Sea Rescue Magazine :: Editor's Letter
Autumn 2016
   Sea Rescue Magazine

In constructing this message I acknowledge a friend in Hout Bay who asked me a difficult question, following a very busy summer season of rescues. It expressed his concern at the seemingly silly things people do that result in them being rescued!

I’ve been in rescue for 30 years and I’ve rescued people doing the craziest of things but I’ve always tried to stick to the principles of:
a) Rescue should be free
b) Rescue without fear or favour

The free part is about making sure that there are no inhibitors for people to call for help (we’re going to great lengths to improve access through evolving systems e.g. publishing the 112 emergency number and having the SafeTrx app available for seagoers within range of a cellphone mast).

• If they delay calling it often ends up costing life or money!
• It also makes the rescue field non-competitive.

I think rescuing people is both a service and a privilege, and must be executed professionally at the highest ethical standard.

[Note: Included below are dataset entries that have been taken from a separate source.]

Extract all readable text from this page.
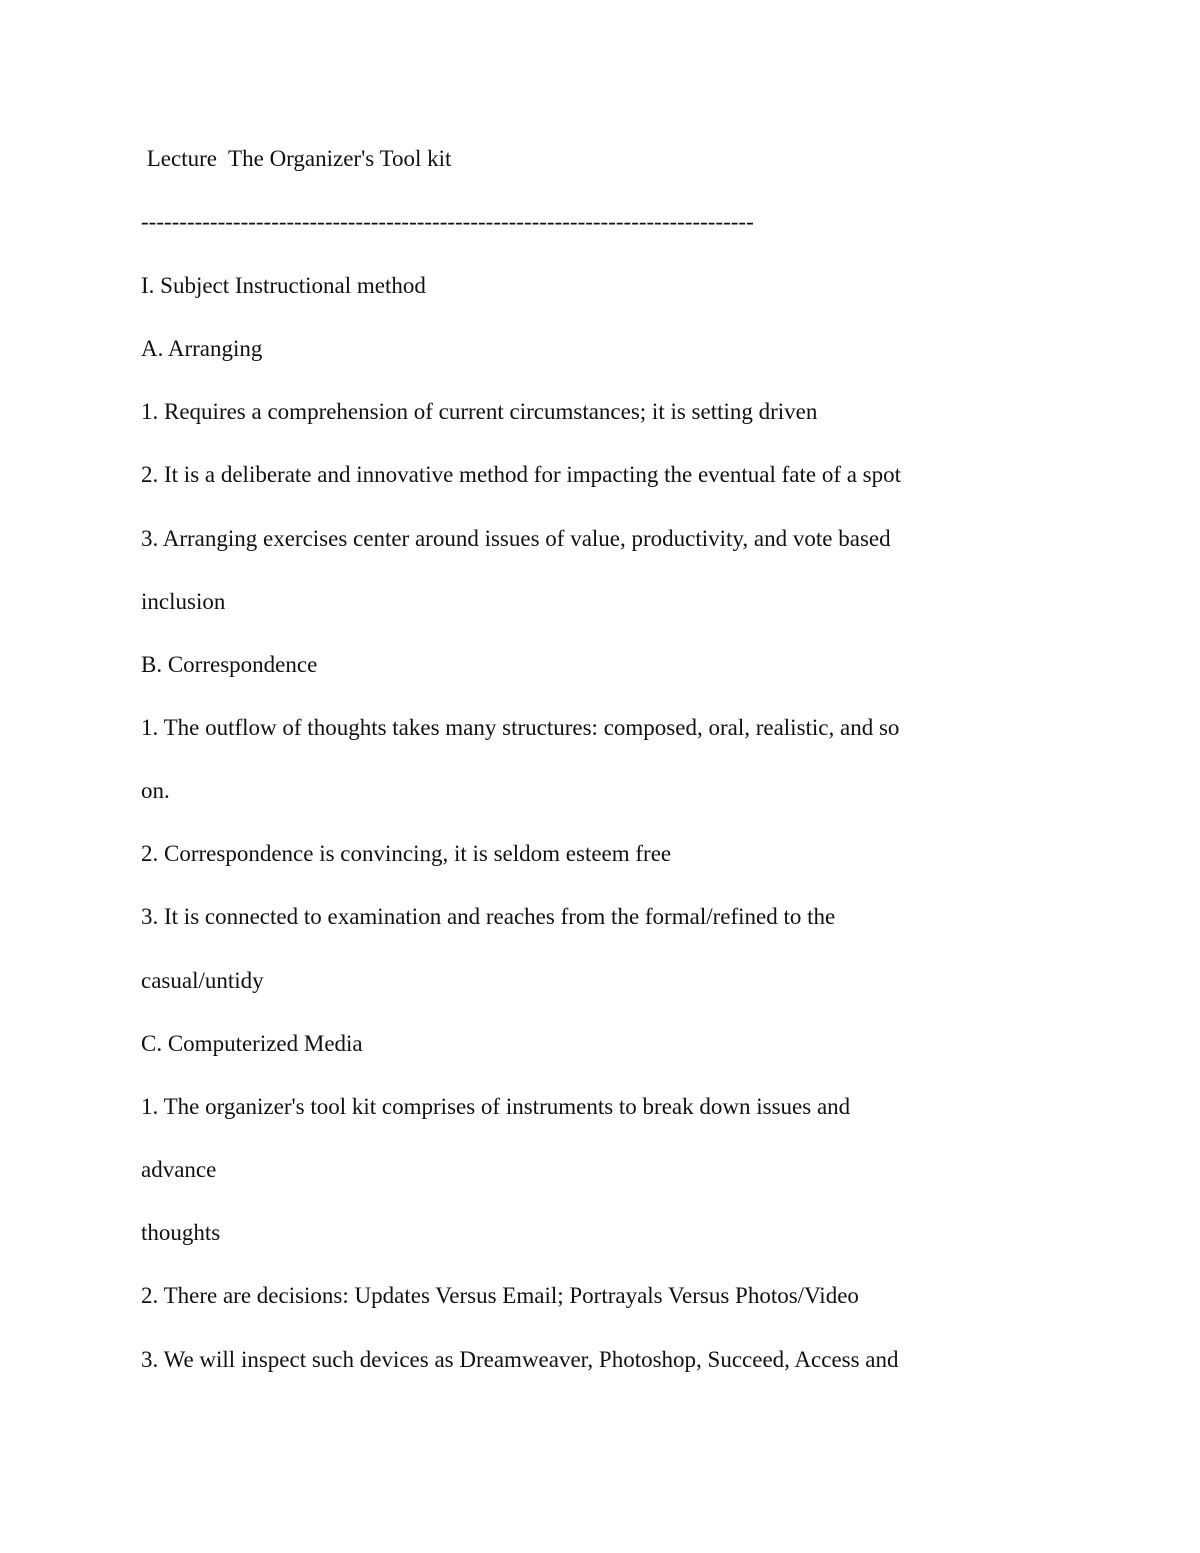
Lecture  The Organizer's Tool kit

--------------------------------------------------------------------------------

I. Subject Instructional method

A. Arranging

1. Requires a comprehension of current circumstances; it is setting driven

2. It is a deliberate and innovative method for impacting the eventual fate of a spot

3. Arranging exercises center around issues of value, productivity, and vote based

inclusion

B. Correspondence

1. The outflow of thoughts takes many structures: composed, oral, realistic, and so

on.

2. Correspondence is convincing, it is seldom esteem free

3. It is connected to examination and reaches from the formal/refined to the

casual/untidy

C. Computerized Media

1. The organizer's tool kit comprises of instruments to break down issues and

advance

thoughts

2. There are decisions: Updates Versus Email; Portrayals Versus Photos/Video

3. We will inspect such devices as Dreamweaver, Photoshop, Succeed, Access and
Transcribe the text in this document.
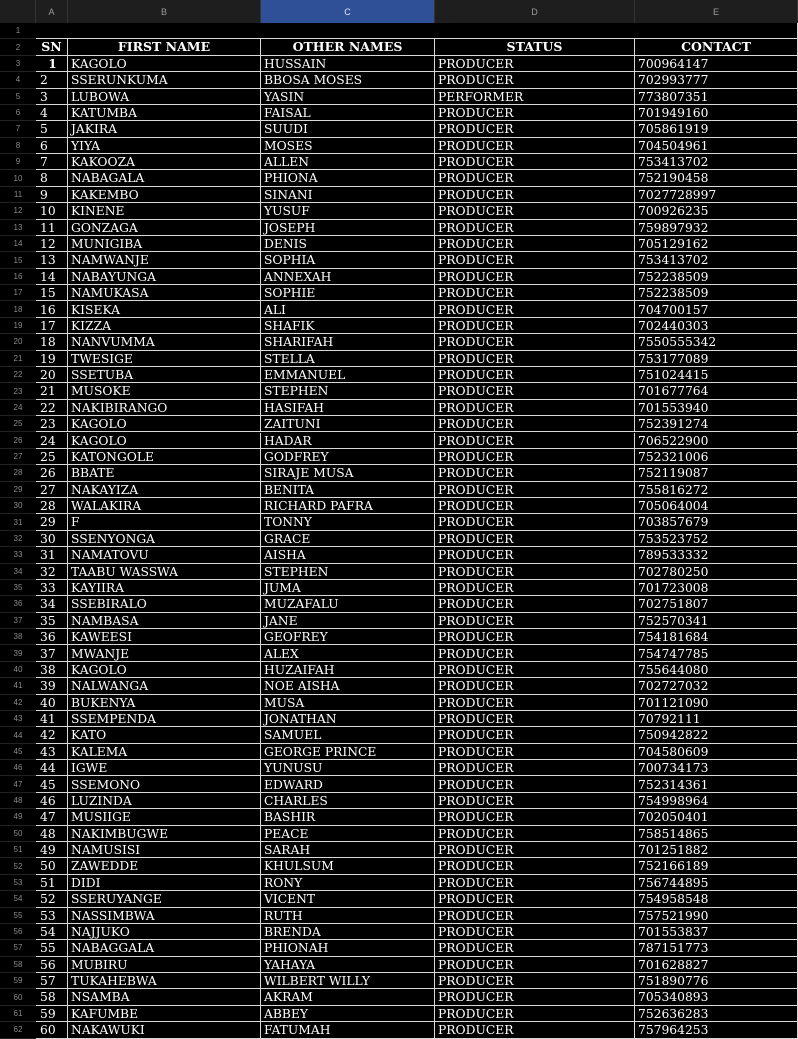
A	B	C	D	E
1
2	SN	FIRST NAME	OTHER NAMES	STATUS	CONTACT
3	1	KAGOLO	HUSSAIN	PRODUCER	700964147
4	2	SSERUNKUMA	BBOSA MOSES	PRODUCER	702993777
5	3	LUBOWA	YASIN	PERFORMER	773807351
6	4	KATUMBA	FAISAL	PRODUCER	701949160
7	5	JAKIRA	SUUDI	PRODUCER	705861919
8	6	YIYA	MOSES	PRODUCER	704504961
9	7	KAKOOZA	ALLEN	PRODUCER	753413702
10	8	NABAGALA	PHIONA	PRODUCER	752190458
11	9	KAKEMBO	SINANI	PRODUCER	7027728997
12	10	KINENE	YUSUF	PRODUCER	700926235
13	11	GONZAGA	JOSEPH	PRODUCER	759897932
14	12	MUNIGIBA	DENIS	PRODUCER	705129162
15	13	NAMWANJE	SOPHIA	PRODUCER	753413702
16	14	NABAYUNGA	ANNEXAH	PRODUCER	752238509
17	15	NAMUKASA	SOPHIE	PRODUCER	752238509
18	16	KISEKA	ALI	PRODUCER	704700157
19	17	KIZZA	SHAFIK	PRODUCER	702440303
20	18	NANVUMMA	SHARIFAH	PRODUCER	7550555342
21	19	TWESIGE	STELLA	PRODUCER	753177089
22	20	SSETUBA	EMMANUEL	PRODUCER	751024415
23	21	MUSOKE	STEPHEN	PRODUCER	701677764
24	22	NAKIBIRANGO	HASIFAH	PRODUCER	701553940
25	23	KAGOLO	ZAITUNI	PRODUCER	752391274
26	24	KAGOLO	HADAR	PRODUCER	706522900
27	25	KATONGOLE	GODFREY	PRODUCER	752321006
28	26	BBATE	SIRAJE MUSA	PRODUCER	752119087
29	27	NAKAYIZA	BENITA	PRODUCER	755816272
30	28	WALAKIRA	RICHARD PAFRA	PRODUCER	705064004
31	29	F	TONNY	PRODUCER	703857679
32	30	SSENYONGA	GRACE	PRODUCER	753523752
33	31	NAMATOVU	AISHA	PRODUCER	789533332
34	32	TAABU WASSWA	STEPHEN	PRODUCER	702780250
35	33	KAYIIRA	JUMA	PRODUCER	701723008
36	34	SSEBIRALO	MUZAFALU	PRODUCER	702751807
37	35	NAMBASA	JANE	PRODUCER	752570341
38	36	KAWEESI	GEOFREY	PRODUCER	754181684
39	37	MWANJE	ALEX	PRODUCER	754747785
40	38	KAGOLO	HUZAIFAH	PRODUCER	755644080
41	39	NALWANGA	NOE AISHA	PRODUCER	702727032
42	40	BUKENYA	MUSA	PRODUCER	701121090
43	41	SSEMPENDA	JONATHAN	PRODUCER	70792111
44	42	KATO	SAMUEL	PRODUCER	750942822
45	43	KALEMA	GEORGE PRINCE	PRODUCER	704580609
46	44	IGWE	YUNUSU	PRODUCER	700734173
47	45	SSEMONO	EDWARD	PRODUCER	752314361
48	46	LUZINDA	CHARLES	PRODUCER	754998964
49	47	MUSIIGE	BASHIR	PRODUCER	702050401
50	48	NAKIMBUGWE	PEACE	PRODUCER	758514865
51	49	NAMUSISI	SARAH	PRODUCER	701251882
52	50	ZAWEDDE	KHULSUM	PRODUCER	752166189
53	51	DIDI	RONY	PRODUCER	756744895
54	52	SSERUYANGE	VICENT	PRODUCER	754958548
55	53	NASSIMBWA	RUTH	PRODUCER	757521990
56	54	NAJJUKO	BRENDA	PRODUCER	701553837
57	55	NABAGGALA	PHIONAH	PRODUCER	787151773
58	56	MUBIRU	YAHAYA	PRODUCER	701628827
59	57	TUKAHEBWA	WILBERT WILLY	PRODUCER	751890776
60	58	NSAMBA	AKRAM	PRODUCER	705340893
61	59	KAFUMBE	ABBEY	PRODUCER	752636283
62	60	NAKAWUKI	FATUMAH	PRODUCER	757964253
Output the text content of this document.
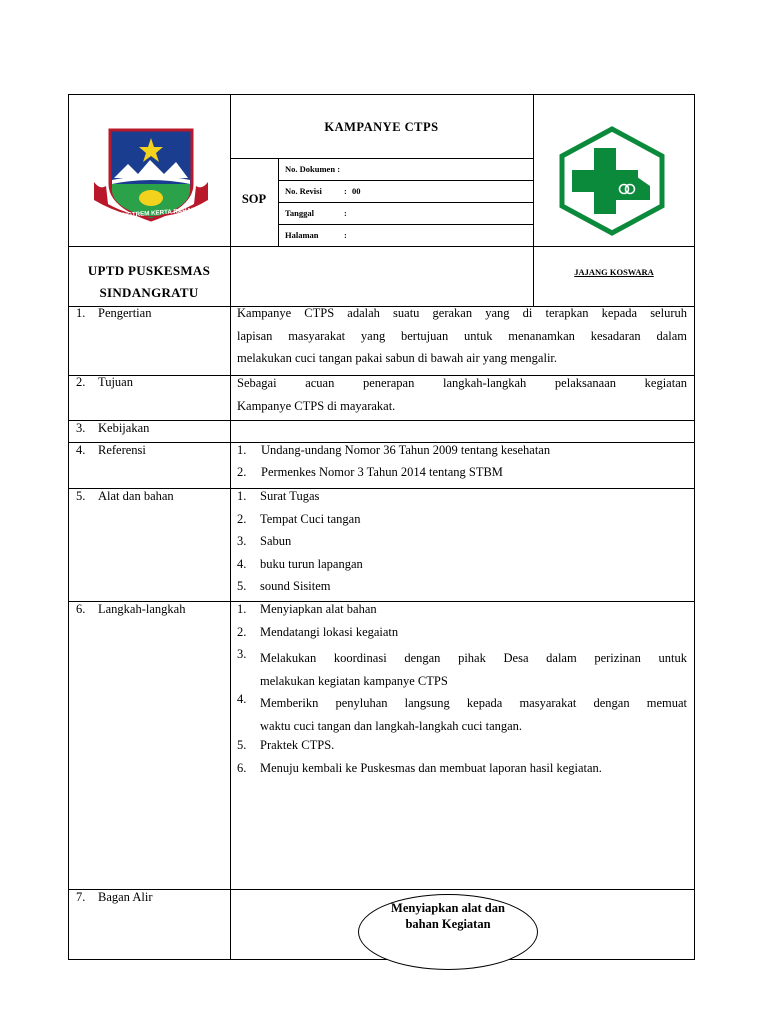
TATA TENGTREM KERTA RAHARJA
KAMPANYE CTPS
SOP
No. Dokumen :
No. Revisi	: 00
Tanggal	:
Halaman	:
UPTD PUSKESMAS
SINDANGRATU
JAJANG KOSWARA
1. Pengertian	Kampanye CTPS adalah suatu gerakan yang di terapkan kepada seluruh
lapisan masyarakat yang bertujuan untuk menanamkan kesadaran dalam
melakukan cuci tangan pakai sabun di bawah air yang mengalir.
2. Tujuan	Sebagai acuan penerapan langkah-langkah pelaksanaan kegiatan
Kampanye CTPS di mayarakat.
3. Kebijakan
4. Referensi	1. Undang-undang Nomor 36 Tahun 2009 tentang kesehatan
2. Permenkes Nomor 3 Tahun 2014 tentang STBM
5. Alat dan bahan	1. Surat Tugas
2. Tempat Cuci tangan
3. Sabun
4. buku turun lapangan
5. sound Sisitem
6. Langkah-langkah	1. Menyiapkan alat bahan
2. Mendatangi lokasi kegaiatn
3. Melakukan koordinasi dengan pihak Desa dalam perizinan untuk
melakukan kegiatan kampanye CTPS
4. Memberikn penyluhan langsung kepada masyarakat dengan memuat
waktu cuci tangan dan langkah-langkah cuci tangan.
5. Praktek CTPS.
6. Menuju kembali ke Puskesmas dan membuat laporan hasil kegiatan.
7. Bagan Alir
Menyiapkan alat dan
bahan Kegiatan
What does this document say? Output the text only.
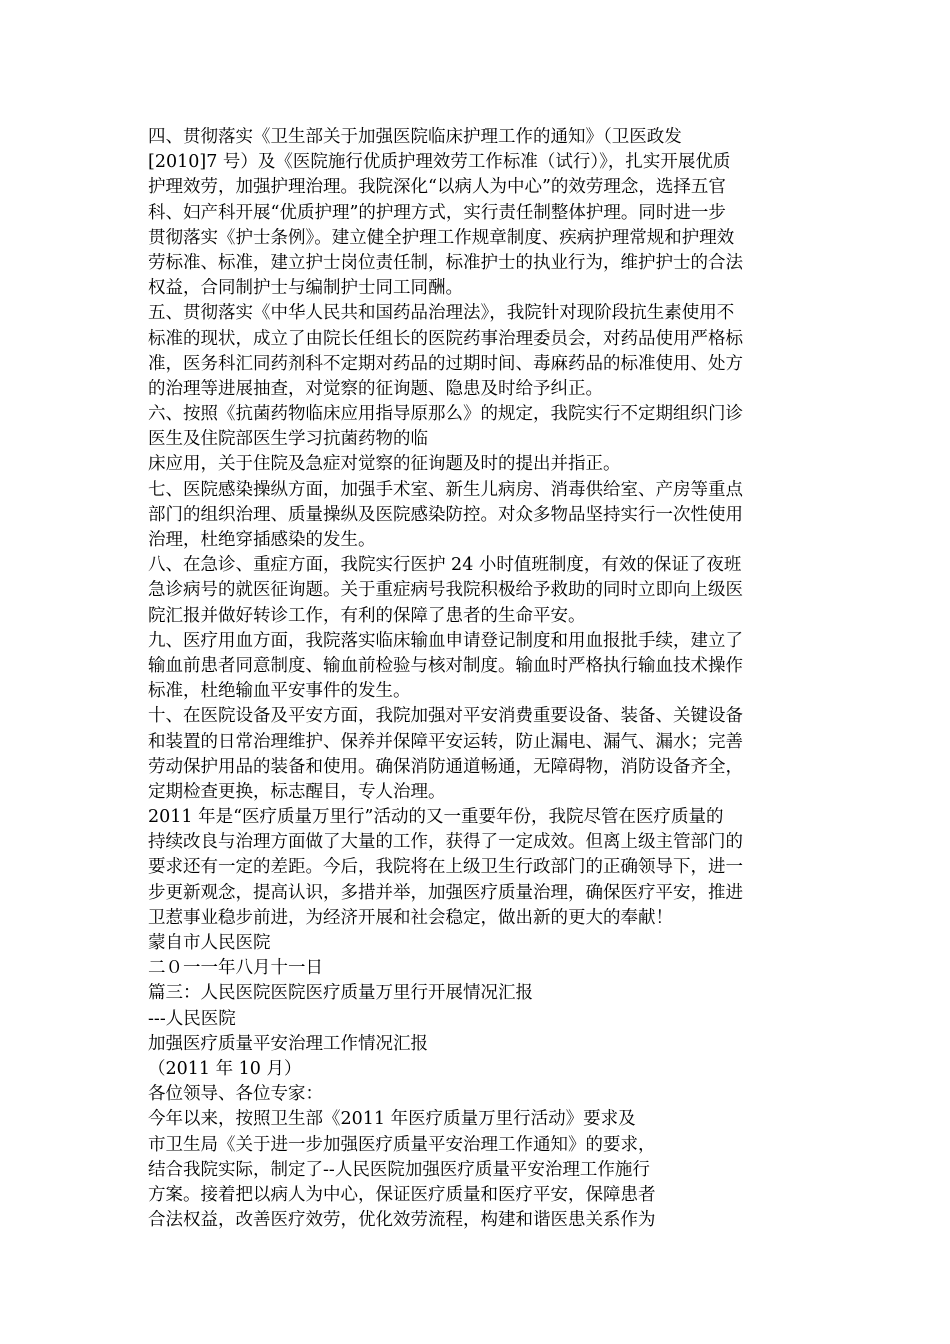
四、贯彻落实《卫生部关于加强医院临床护理工作的通知》（卫医政发
[2010]7 号）及《医院施行优质护理效劳工作标准（试行）》，扎实开展优质
护理效劳，加强护理治理。我院深化“以病人为中心”的效劳理念，选择五官
科、妇产科开展“优质护理”的护理方式，实行责任制整体护理。同时进一步
贯彻落实《护士条例》。建立健全护理工作规章制度、疾病护理常规和护理效
劳标准、标准，建立护士岗位责任制，标准护士的执业行为，维护护士的合法
权益，合同制护士与编制护士同工同酬。
五、贯彻落实《中华人民共和国药品治理法》，我院针对现阶段抗生素使用不
标准的现状，成立了由院长任组长的医院药事治理委员会，对药品使用严格标
准，医务科汇同药剂科不定期对药品的过期时间、毒麻药品的标准使用、处方
的治理等进展抽查，对觉察的征询题、隐患及时给予纠正。
六、按照《抗菌药物临床应用指导原那么》的规定，我院实行不定期组织门诊
医生及住院部医生学习抗菌药物的临
床应用，关于住院及急症对觉察的征询题及时的提出并指正。
七、医院感染操纵方面，加强手术室、新生儿病房、消毒供给室、产房等重点
部门的组织治理、质量操纵及医院感染防控。对众多物品坚持实行一次性使用
治理，杜绝穿插感染的发生。
八、在急诊、重症方面，我院实行医护 24 小时值班制度，有效的保证了夜班
急诊病号的就医征询题。关于重症病号我院积极给予救助的同时立即向上级医
院汇报并做好转诊工作，有利的保障了患者的生命平安。
九、医疗用血方面，我院落实临床输血申请登记制度和用血报批手续，建立了
输血前患者同意制度、输血前检验与核对制度。输血时严格执行输血技术操作
标准，杜绝输血平安事件的发生。
十、在医院设备及平安方面，我院加强对平安消费重要设备、装备、关键设备
和装置的日常治理维护、保养并保障平安运转，防止漏电、漏气、漏水；完善
劳动保护用品的装备和使用。确保消防通道畅通，无障碍物，消防设备齐全，
定期检查更换，标志醒目，专人治理。
2011 年是“医疗质量万里行”活动的又一重要年份，我院尽管在医疗质量的
持续改良与治理方面做了大量的工作，获得了一定成效。但离上级主管部门的
要求还有一定的差距。今后，我院将在上级卫生行政部门的正确领导下，进一
步更新观念，提高认识，多措并举，加强医疗质量治理，确保医疗平安，推进
卫惹事业稳步前进，为经济开展和社会稳定，做出新的更大的奉献！
蒙自市人民医院
二０一一年八月十一日
篇三：人民医院医院医疗质量万里行开展情况汇报
---人民医院
加强医疗质量平安治理工作情况汇报
（2011 年 10 月）
各位领导、各位专家：
今年以来，按照卫生部《2011 年医疗质量万里行活动》要求及
市卫生局《关于进一步加强医疗质量平安治理工作通知》的要求，
结合我院实际，制定了--人民医院加强医疗质量平安治理工作施行
方案。接着把以病人为中心，保证医疗质量和医疗平安，保障患者
合法权益，改善医疗效劳，优化效劳流程，构建和谐医患关系作为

The second issue is about equity and making sure that, whoever you are, you get the same response and service (the best). People do ‘crazy’ things (base jumping and so forth) and when something goes wrong we rescue them because we are professional, know what we’re doing and do the job properly; again the wrong service might cost life and money.

Allied to that we depend on donors to fund us and I think it’s expected of us to do exactly what we do. Adventure and exploration happen at many levels and without that spirit and drive we would not develop as a human race. I think we appreciate this and understand that, as rescue professionals, that’s why we’re there.

To balance the discussion I think we’re very strong on advocating prevention and a huge weight is placed on maritime safety and drowning prevention, an area where there is a massive amount to do to prevent 25 000 non-fatal and fatal drownings every year. We struggle with the authorities to implement safe regimes and we are big into the education of children but there’s a long way to go!

Our volunteers go willingly with huge passion and enthusiasm governed by a strong sense of responsibility, competence and the absolute discretion to withdraw if it’s not safe. We place huge value on the support we get and we listen closely to stake- holders at many levels – it’s a useful reflection on our rescue practice. I can only echo the mantra of our volunteers: ‘It’s who we are, it’s what we do!’

Thank you for supporting us in so many ways and for telling us when you’re happy with our service and when you’re not. The next rescue will inevitably be of better quality because you took the time to tell us and because we are a listening, learning and developmental organisation!